”感じ方の違いは育ちの歴史の違い”
あなたは朝起きて顔を洗う。
しかし、あなたは固有の存在として顔を洗っていることに気が付いていない。
幼い頃に、朝起きると顔をきちんと洗わされていた人がいる。
大人になればそういう習慣を身に着けている。
そういう人が顔を洗うのと、そういう習慣を身に着けることなく育ってしまったあなたが顔を洗うのとでは、同じ顔を洗っていても違うのである。
ある人は、顔を洗うのに「気持ちいいなー」と思うし、別の人は「めんどくさいなー」と思う。
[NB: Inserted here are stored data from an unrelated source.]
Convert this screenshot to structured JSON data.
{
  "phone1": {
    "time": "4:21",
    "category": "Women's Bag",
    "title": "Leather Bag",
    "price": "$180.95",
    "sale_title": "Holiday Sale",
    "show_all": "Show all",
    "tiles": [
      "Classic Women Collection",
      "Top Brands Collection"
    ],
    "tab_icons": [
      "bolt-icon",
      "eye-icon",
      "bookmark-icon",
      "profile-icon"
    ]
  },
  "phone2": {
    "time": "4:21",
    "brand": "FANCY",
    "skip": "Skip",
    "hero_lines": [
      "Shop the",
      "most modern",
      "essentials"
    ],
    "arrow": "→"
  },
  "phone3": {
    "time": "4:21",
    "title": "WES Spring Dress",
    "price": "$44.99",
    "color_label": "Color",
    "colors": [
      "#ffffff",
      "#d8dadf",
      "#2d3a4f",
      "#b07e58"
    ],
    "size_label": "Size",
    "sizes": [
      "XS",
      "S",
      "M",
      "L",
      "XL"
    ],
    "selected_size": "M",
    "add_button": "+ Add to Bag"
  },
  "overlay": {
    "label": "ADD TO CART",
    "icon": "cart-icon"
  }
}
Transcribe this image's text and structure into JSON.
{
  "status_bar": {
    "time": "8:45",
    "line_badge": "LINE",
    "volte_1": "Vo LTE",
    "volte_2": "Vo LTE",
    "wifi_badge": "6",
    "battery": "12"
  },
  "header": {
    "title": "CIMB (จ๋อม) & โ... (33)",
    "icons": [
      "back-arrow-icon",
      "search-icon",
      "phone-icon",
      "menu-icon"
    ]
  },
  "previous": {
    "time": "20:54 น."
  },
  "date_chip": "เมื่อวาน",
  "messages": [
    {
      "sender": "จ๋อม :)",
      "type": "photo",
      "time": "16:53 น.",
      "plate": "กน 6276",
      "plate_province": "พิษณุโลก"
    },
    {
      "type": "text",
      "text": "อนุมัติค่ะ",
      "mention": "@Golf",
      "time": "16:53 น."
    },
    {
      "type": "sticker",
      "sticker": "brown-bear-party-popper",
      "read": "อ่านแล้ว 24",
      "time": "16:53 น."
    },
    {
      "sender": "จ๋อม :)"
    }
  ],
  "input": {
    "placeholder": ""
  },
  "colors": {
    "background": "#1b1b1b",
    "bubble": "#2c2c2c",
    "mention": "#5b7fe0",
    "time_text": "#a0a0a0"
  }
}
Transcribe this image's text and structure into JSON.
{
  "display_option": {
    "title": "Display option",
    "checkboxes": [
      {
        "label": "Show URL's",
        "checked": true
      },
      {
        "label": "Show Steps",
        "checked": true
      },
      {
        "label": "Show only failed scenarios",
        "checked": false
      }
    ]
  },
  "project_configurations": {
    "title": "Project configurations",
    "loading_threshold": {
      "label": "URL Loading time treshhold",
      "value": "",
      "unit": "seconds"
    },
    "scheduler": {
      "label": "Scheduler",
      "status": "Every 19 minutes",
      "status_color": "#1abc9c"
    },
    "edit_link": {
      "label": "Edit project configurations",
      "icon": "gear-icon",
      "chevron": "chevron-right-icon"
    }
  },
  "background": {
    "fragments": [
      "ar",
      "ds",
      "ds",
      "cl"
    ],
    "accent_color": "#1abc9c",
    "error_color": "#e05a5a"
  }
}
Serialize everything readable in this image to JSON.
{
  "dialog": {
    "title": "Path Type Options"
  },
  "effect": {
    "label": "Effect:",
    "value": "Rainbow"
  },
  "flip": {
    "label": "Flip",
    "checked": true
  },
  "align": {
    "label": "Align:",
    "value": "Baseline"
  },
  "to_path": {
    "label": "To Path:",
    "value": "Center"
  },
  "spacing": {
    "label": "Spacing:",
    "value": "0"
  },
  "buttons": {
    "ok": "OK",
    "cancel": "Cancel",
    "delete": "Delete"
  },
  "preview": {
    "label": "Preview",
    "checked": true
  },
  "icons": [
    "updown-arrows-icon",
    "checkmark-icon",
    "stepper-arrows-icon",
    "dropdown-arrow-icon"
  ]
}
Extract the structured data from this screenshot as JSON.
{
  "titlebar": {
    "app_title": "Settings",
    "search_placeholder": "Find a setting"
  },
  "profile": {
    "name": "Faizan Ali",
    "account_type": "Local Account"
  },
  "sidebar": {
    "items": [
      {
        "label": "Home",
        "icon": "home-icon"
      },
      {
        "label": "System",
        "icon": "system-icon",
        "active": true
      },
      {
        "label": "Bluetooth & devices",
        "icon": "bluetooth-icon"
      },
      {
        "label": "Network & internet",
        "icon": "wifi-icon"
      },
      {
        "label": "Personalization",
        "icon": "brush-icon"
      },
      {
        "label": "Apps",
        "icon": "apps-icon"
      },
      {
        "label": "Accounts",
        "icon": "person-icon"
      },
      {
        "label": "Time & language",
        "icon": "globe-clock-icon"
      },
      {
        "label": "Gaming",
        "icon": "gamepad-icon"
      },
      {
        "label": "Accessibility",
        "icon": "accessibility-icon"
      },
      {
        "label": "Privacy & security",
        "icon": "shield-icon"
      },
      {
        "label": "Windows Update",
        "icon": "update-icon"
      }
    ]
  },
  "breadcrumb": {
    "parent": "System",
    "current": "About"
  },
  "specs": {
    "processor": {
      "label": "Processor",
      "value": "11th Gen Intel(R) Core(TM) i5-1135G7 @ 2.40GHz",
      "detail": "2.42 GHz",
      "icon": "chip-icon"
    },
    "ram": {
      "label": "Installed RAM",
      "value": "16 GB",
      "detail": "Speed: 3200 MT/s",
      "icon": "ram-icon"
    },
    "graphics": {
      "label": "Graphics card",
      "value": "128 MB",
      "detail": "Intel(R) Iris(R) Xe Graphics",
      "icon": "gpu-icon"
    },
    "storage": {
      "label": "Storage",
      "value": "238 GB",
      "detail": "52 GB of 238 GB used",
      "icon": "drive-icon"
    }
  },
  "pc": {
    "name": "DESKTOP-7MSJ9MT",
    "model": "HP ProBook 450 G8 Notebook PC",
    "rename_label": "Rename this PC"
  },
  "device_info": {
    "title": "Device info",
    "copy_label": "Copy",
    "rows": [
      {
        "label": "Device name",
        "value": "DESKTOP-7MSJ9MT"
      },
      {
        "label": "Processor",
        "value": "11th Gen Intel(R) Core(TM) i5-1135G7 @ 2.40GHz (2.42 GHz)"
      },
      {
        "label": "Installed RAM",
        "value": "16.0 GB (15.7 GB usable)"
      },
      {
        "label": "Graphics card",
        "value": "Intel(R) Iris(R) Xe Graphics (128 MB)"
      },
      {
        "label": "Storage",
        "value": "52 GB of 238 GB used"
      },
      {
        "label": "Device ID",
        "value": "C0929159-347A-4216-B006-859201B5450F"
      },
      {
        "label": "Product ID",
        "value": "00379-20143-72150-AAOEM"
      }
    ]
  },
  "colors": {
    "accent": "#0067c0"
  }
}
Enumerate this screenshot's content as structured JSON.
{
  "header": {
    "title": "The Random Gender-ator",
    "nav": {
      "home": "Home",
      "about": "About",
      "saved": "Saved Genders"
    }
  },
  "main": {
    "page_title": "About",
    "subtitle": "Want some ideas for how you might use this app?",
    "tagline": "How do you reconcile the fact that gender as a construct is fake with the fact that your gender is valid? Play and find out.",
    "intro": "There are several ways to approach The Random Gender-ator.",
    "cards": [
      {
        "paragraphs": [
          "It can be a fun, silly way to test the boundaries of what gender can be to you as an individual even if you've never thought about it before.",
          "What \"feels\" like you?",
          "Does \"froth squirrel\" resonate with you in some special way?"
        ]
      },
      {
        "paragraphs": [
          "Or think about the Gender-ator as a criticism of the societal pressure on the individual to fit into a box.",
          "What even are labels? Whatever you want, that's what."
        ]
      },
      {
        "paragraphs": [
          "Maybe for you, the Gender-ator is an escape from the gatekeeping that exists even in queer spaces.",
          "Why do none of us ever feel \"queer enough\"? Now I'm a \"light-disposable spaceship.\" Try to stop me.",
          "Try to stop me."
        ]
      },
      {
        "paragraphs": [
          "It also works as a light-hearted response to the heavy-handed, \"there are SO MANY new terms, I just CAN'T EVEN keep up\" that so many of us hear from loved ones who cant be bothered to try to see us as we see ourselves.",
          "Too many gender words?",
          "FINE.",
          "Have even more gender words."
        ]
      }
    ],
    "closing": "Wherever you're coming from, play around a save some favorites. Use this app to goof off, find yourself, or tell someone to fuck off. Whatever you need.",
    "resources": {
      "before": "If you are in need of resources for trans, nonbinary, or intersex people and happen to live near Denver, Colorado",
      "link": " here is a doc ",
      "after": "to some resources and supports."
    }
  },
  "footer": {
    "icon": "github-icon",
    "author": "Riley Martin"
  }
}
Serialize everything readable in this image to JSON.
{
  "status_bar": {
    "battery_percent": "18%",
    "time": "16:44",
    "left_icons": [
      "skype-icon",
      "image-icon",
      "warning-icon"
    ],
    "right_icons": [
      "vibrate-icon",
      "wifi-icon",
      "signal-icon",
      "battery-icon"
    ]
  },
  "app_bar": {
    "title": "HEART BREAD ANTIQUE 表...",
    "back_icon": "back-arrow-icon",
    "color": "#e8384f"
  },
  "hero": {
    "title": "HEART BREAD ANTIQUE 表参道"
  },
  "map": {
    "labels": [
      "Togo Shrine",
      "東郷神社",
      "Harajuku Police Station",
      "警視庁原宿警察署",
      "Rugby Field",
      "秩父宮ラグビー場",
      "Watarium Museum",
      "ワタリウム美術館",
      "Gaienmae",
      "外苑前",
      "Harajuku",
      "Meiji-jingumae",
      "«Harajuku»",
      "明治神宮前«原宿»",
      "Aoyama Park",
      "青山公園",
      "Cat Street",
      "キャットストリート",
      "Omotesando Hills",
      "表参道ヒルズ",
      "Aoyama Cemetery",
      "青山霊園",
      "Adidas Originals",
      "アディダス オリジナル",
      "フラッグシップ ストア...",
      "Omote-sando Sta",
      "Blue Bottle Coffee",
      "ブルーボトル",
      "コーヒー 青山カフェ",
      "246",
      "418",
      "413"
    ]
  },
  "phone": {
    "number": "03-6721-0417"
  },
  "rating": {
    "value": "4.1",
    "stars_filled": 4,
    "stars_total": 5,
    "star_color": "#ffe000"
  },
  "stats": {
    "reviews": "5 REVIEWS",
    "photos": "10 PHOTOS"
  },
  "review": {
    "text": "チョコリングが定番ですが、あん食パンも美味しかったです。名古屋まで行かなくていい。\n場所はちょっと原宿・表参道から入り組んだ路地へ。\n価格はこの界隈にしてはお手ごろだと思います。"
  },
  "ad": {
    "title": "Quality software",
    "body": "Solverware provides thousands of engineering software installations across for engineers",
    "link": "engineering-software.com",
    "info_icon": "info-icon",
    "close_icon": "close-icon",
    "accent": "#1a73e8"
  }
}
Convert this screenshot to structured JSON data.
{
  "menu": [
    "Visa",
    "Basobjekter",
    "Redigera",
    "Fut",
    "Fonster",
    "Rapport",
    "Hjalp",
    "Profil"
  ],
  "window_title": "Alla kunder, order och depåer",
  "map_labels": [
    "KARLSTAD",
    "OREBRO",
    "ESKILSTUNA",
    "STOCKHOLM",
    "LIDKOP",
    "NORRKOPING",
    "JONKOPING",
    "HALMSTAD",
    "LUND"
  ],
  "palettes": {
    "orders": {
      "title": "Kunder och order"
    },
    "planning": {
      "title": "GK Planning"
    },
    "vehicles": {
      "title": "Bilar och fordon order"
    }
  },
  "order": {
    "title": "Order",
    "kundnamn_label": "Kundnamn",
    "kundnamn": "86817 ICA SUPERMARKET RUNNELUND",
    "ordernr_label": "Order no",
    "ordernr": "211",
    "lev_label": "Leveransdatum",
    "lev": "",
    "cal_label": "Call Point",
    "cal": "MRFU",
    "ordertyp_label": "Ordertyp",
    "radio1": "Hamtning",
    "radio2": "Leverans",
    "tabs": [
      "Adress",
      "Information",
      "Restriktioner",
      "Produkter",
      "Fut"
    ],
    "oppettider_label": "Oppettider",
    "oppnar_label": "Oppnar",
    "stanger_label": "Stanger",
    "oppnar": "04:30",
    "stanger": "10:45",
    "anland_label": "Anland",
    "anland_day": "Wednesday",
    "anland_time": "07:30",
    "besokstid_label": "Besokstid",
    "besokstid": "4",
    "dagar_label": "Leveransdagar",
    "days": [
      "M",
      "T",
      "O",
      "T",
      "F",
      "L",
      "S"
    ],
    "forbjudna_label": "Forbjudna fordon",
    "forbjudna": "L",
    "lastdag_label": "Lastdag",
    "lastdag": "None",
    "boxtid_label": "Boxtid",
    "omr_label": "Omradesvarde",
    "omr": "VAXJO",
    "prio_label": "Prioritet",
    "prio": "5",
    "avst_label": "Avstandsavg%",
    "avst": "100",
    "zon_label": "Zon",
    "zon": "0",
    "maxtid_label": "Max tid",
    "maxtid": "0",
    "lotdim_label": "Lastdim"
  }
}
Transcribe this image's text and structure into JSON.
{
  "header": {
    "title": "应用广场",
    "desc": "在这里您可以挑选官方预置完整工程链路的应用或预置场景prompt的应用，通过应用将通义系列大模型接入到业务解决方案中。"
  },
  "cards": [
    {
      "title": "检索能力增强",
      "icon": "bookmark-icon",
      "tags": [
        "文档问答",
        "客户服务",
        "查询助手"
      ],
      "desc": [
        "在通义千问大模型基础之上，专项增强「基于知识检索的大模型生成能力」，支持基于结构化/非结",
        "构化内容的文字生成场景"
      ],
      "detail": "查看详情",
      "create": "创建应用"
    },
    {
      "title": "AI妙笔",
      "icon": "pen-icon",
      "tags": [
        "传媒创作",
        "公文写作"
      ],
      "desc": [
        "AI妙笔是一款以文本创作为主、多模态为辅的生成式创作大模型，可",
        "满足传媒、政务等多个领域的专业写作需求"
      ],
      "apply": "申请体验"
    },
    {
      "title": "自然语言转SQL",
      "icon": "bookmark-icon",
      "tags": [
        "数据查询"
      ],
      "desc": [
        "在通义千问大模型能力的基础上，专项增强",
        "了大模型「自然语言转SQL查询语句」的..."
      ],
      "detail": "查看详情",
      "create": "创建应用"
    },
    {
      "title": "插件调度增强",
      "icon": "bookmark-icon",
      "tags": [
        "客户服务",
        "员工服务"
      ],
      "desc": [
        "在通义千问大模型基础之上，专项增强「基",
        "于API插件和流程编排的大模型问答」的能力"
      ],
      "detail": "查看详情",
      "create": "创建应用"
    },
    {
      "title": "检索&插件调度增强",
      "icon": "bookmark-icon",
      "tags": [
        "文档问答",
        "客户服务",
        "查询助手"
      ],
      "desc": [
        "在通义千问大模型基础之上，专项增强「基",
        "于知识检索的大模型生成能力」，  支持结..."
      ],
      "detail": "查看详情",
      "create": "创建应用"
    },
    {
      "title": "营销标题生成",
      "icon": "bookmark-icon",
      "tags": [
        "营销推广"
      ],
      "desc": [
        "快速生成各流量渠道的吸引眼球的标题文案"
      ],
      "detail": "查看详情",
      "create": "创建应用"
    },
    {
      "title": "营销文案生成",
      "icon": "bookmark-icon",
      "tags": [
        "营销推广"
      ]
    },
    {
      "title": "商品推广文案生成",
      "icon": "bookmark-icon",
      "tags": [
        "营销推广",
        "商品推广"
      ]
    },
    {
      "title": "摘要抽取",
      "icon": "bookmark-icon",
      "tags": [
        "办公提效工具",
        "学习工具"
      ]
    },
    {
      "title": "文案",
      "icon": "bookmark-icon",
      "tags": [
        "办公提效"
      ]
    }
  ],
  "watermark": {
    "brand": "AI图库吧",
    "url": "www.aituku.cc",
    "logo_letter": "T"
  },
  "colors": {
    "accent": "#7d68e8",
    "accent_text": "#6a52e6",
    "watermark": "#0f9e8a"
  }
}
「気持ちいいなー」と思う人は顔を洗いたいし、「めんどくさいなー」と思う人は顔を洗いたくない。
同じ顔を洗うのでも、洗いたくないのに洗っている人と、洗いたくて洗っている人とがいる。
そしてその違いは、その人の育ちの歴史の違いなのである。
愛されて育った子は、顔を洗うのに「気持ちいいなー」と思う。
五感を教えられているからである。
しかし、見捨てられる恐怖で育った子は、顔を洗うのは億劫である。
「面倒くさいなー」と思う。
「気持ちいいなー」という五感を教えられていないからだ。
朝起きて顔を洗うということのなかに、すでに「固有のあなた」がいるのである。
努力して生きてきたのに自分に自信のない人は、誰でも同じに顔を洗っていると思っている。
それが違うのだと気が付けば、自信ができる。
夜寝る時も同じである。
寝る前にお風呂に入りたいと思う人と、入るのが面倒くさいと思う人とがいる。
お風呂に入りたいと思う人は、親が幼い頃から気持ちよさを味わわせている。
そして、そういうことをする習慣が身についている。
そういう習慣が身についていない神経症的傾向の強い人は、どうしてもお風呂に入るのを億劫がる。
外側はお風呂に入るという同じ行動をしていても、心の世界では全く違ったことをしているのである。
そして、寝る時も同じである。
実存分析で名高いフランクルのいう「過剰なる意図」を持って、必死に寝ようとしている人もいる。
ベッドにはいったらすぐに寝付こうというのは、睡眠への執着である。
また、ベッドの上で何も考えないでボーっとしている人もいる。
そして、気がついたら寝ている。
寝ている間も睡眠の内容は人によって違う。
ある人は怖い夢ばかり見て、眠りは浅い。
ある人は朝まで熟睡してしまう。
夢ばかり見ている多夢状態はストレスがあるのだろう。
朝起きてから夜寝つくまで、そして睡眠中も、実はすべての言動の後ろに「あなた」がいる。
心の世界を視野に入れて考えれば、すべての言動があなた固有の言動なのである。
対人恐怖症、社交不安障害を克服するには、あなた固有の言動を大切にすることである。